Table 1: Individual Characteristics
School Stakeholder Survey
2008 Living Standards Measurement Survey
District-Level Coefficient Correlation
Average years of education
Measures of Social Engagement
Belongs to organization
Participated in community activity in past year
Thinks village members would coordinate in case of water shortage
% of relatives or friends among other parents
Involvement with Pupil’s Education
Help with homework at least once a week
Number of meetings with teacher in previous semester
Information about Participatory Accountability Institutions
Knows about existence of parent class representatives
Knows about existence of school board
Knows about existence of participatory accountability institutions in schools
Participation in last parent class representative election
To obtain a direct measure of individuals’ propensities to coordinate and cooperate with others, they conducted a lab experiment in the field. Each surveyed parent and teacher participated in an experimental workshop conducted in their school.
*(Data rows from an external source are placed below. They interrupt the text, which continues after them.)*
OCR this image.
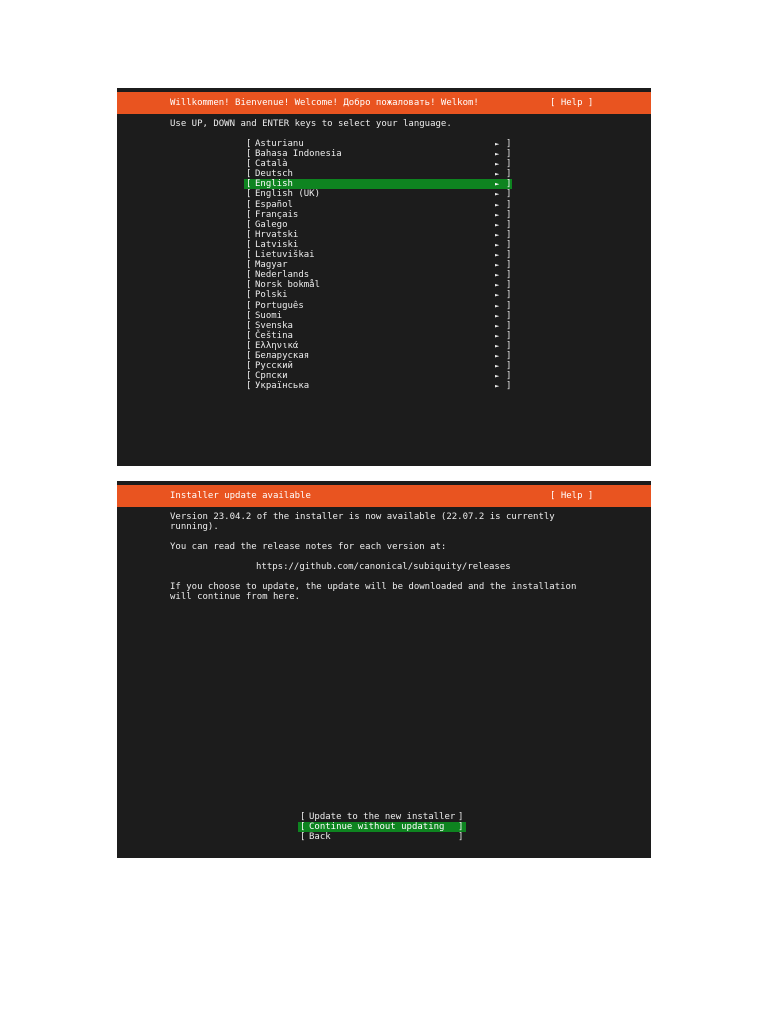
Willkommen! Bienvenue! Welcome! Добро пожаловать! Welkom!	[ Help ]
Use UP, DOWN and ENTER keys to select your language.

[

Asturianu

	►

]

[

Bahasa Indonesia

	►

]

[

Català

	►

]

[

Deutsch

	►

]

[

English

	►

]

[

English (UK)

	►

]

[

Español

	►

]

[

Français

	►

]

[

Galego

	►

]

[

Hrvatski

	►

]

[

Latviski

	►

]

[

Lietuviškai

	►

]

[

Magyar

	►

]

[

Nederlands

	►

]

[

Norsk bokmål

	►

]

[

Polski

	►

]

[

Português

	►

]

[

Suomi

	►

]

[

Svenska

	►

]

[

Čeština

	►

]

[

Ελληνικά

	►

]

[

Беларуская

	►

]

[

Русский

	►

]

[

Српски

	►

]

[

Українська

	►

]

Installer update available	[ Help ]
Version 23.04.2 of the installer is now available (22.07.2 is currently
running).
You can read the release notes for each version at:
https://github.com/canonical/subiquity/releases
If you choose to update, the update will be downloaded and the installation
will continue from here.

[

Update to the new installer

]

[

Continue without updating

]

[

Back

	]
Ten parents and five teachers attended each workshop. Each participant was given a voucher and had to decide whether to invest it in a group account or a private account. If a parent or teacher invested the voucher in the group account it yielded a real money payoff of 100 LEK to each and every parent and teacher in the workshop. If a parent or teacher invested in a private account, it yielded a real money payoff of 500 LEK, but only to them. So, investing in the group account is a cooperative act, while investing in the private account is free-riding.
In the public goods lab experiment 75% of the parents chose to invest in the group account, indicating cooperativeness. There were significant differences in cooperation rates across districts, with less cooperation (that is, more investment in the private account) in more diverse regions.
Cooperative parents were 8% more likely to participate in the election of parent class representatives and about 4% more likely to report that they voted in the 2009 parliamentary elections.
Turning their attention to the district level, the authors find that in districts where parents were more inclined to invest their vouchers in the group account, both parental participation in the school accountability system and official voter turnout in the 2009 parliamentary elections is higher.
Essential to a well-functioning democracy is the ability of citizens to hold their leaders accountable. However, a number of forces can converge to limit citizens’ willingness to participate. Understanding the forces driving political participation is imperative for policymakers seeking to mobilize a citizenry who might otherwise face collective action problems – that is, a temptation to benefit simply from others’ participation. The findings of the study can help states and community organizations – including but extending beyond education institutions — to:
Identify ways to increase local participation and civic engagement in Albania and other new democracies.
Identify the types of individuals who are more or less likely to participate politically and in doing so; hold their leaders accountable, particularly in contexts in which there is skepticism as to the free and fair nature of national elections.
Consider ways to raise visibility about other citizens’ willingness to participate in political institutions at the local and national levels, which should in turn affect the likelihood that citizens will themselves participate rather than free-ride. This derives from citizens’ greater propensity to engage in political institutions (cooperate) when they believe that others will do so as well.